The EU Blue Card is a combined residence and work permit for highly qualified expats who are not a national of any of the member states of the European Union (they are third country nationals).

The permit stems from an EU Directive (Directive 2009/50/EC) and is administered in the Netherlands next to the national program for Highly Skilled Migrants. On 21 October 2021, a new EU Directive (Directive (EU) 2021/1883) came into effect. The full implementation of the new EU Directive has been delayed and is expected to be completed in the first quarter of 2024. In the meantime, a part of the new rules for the EU Blue Card has already come into effect per 18 November 2023. The relevant application forms have been adjusted to reflect this. The most important changes are discussed in this news article.


When an expat without EU-nationality finds a highly qualified job with an employer in the Netherlands, a Blue Card can be a suitable permit.

The employer does not need to be a recognized sponsor with the IND.

These 3 conditions must be met
  • The employee earns at least the minimum salary pay for Blue Card holders per month, exclusive of 8% holiday allowance. The minimum wage amounts are revised annually on the 1st of January, current amounts be found here.
  • The employment contract is at least for a duration of 6 months.
  • The employee has completed at least a 3-year bachelor study at a higher educational institute. Foreign degree certificates must be accredited by the EP-Nuffic. A degree is not required if the employee is an ICT manager or ICT specialist with at least 3 years relevant work experience accumulated over the 7 years prior to the application.

Long-term mobility

A Blue Card holder who has completed 12 months of work in a first EU member state, is allowed to take up Blue Card work in a next member state under the conditions of this other member state.
Each member state applies its own policy, such as the minimum wage, based on at least 1,5 times the national average annual gross salary.

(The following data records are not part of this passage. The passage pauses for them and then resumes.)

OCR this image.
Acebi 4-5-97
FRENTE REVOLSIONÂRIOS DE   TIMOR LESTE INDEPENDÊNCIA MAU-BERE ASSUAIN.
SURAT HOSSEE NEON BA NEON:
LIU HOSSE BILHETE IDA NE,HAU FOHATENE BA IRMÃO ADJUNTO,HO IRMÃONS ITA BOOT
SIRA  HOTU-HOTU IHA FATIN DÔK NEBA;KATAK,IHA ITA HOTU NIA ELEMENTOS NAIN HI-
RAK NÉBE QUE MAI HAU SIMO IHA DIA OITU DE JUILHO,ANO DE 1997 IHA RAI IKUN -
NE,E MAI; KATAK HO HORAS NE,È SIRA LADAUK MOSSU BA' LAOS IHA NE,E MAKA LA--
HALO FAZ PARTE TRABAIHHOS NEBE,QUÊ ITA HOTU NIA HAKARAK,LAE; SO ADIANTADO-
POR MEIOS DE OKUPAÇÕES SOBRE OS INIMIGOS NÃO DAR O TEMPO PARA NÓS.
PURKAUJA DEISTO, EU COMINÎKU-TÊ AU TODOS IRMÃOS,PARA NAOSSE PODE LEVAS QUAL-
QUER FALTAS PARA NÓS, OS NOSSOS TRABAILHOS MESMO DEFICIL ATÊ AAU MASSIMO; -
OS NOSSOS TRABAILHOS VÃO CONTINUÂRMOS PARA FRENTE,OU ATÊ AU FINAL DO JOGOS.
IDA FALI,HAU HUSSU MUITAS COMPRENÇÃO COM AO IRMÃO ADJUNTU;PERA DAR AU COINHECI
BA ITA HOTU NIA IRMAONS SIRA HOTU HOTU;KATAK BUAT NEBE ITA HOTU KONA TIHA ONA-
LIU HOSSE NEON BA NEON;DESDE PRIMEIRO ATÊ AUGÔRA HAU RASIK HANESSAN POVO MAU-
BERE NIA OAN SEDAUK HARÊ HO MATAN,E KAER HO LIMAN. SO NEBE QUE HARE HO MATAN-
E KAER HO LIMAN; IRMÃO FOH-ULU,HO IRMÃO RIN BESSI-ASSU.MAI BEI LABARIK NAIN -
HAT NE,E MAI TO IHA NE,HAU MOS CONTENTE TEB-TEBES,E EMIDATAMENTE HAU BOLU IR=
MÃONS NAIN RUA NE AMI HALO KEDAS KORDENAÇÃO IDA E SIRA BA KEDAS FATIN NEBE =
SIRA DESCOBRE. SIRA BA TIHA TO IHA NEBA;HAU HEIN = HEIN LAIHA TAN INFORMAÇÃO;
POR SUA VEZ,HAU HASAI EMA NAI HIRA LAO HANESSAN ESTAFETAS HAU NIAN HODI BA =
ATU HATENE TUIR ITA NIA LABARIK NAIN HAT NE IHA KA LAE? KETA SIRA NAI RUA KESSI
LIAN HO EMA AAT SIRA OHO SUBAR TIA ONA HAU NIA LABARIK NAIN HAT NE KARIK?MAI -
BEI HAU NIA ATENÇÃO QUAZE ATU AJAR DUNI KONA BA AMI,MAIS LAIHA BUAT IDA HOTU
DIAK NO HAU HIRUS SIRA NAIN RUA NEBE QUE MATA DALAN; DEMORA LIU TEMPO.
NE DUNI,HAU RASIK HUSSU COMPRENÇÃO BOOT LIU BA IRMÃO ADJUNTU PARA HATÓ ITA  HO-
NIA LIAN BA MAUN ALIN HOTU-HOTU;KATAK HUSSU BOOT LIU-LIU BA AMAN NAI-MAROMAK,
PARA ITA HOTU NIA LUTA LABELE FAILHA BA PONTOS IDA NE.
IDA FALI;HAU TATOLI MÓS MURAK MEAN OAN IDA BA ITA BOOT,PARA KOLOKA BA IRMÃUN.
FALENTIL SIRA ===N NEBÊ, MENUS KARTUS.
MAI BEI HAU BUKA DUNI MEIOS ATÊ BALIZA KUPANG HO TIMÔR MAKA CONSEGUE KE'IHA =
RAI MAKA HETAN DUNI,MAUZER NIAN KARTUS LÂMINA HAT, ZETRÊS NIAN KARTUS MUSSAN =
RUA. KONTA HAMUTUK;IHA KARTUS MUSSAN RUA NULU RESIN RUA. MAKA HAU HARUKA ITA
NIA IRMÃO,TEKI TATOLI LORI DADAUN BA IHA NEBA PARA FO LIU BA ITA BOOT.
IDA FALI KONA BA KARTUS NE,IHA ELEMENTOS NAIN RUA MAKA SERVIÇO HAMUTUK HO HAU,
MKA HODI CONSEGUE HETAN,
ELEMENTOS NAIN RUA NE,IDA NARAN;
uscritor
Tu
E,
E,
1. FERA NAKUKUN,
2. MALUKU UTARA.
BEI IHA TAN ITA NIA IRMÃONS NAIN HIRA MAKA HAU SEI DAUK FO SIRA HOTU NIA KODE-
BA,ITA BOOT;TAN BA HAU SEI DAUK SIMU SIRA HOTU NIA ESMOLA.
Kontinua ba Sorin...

The expat must apply for another residence permit in the member state of next destination but is exempted from the requirement of an entry clearance visa (mvv). The application is assessed by the member state of next destination.
Mobility in this context is only possible to and from member states that have implemented the Blue Card directive. A Blue Card cannot be applied for in Ireland, or Denmark.

The permit

The Blue Card is valid for the duration of the employment agreement plus 3 months and can be issued for a maximum validity of 4 years. The permit can be renewed as needed.

The Blue Card holder may only work for the employer with whom the permit was issued. 

Spouses, registered partners and minor children are entitled to a residence permit to live with the Blue Card holder. They have free access to the Dutch labor market.

Blue Card or Highly Skilled Migrant permit?

The Blue Card and the Highly Skilled Migrant permit both facilitate labor migration of the highly qualified. There are however some essential differences:

  • The salary threshold for Blue Card holders is substantially higher than for Highly Skilled Migrants.  Consult our salary criteria overview.
  • For a Blue Card, a degree certificate is required; this is not the case for a Highly Skilled Migrant permit.
  • To apply for a Highly Skilled Migrant permit the employer must obtain sponsor recognition from the IND; this is not required for a Blue Card application.
  • A Blue Card holder may also qualify for a Blue Card in another member state.
  • Highly Skilled Migrants who become unemployed may be entitled to a search period of maximum 3 months, regardless of whether the employment was terminated by the employer or the employee. EU Blue card holders who become unemployed may be entitled to a search period of maximum 6 months.

Since the implementation of the Blue Card directive, the number of applications for the Blue Card have been relatively low in the Netherlands and other EU member states. Tough requirements, such as the degree requirement and the high minimum salary, are not appealing to employers. In the Netherlands, employers will generally opt for the Highly Skilled Migrant program.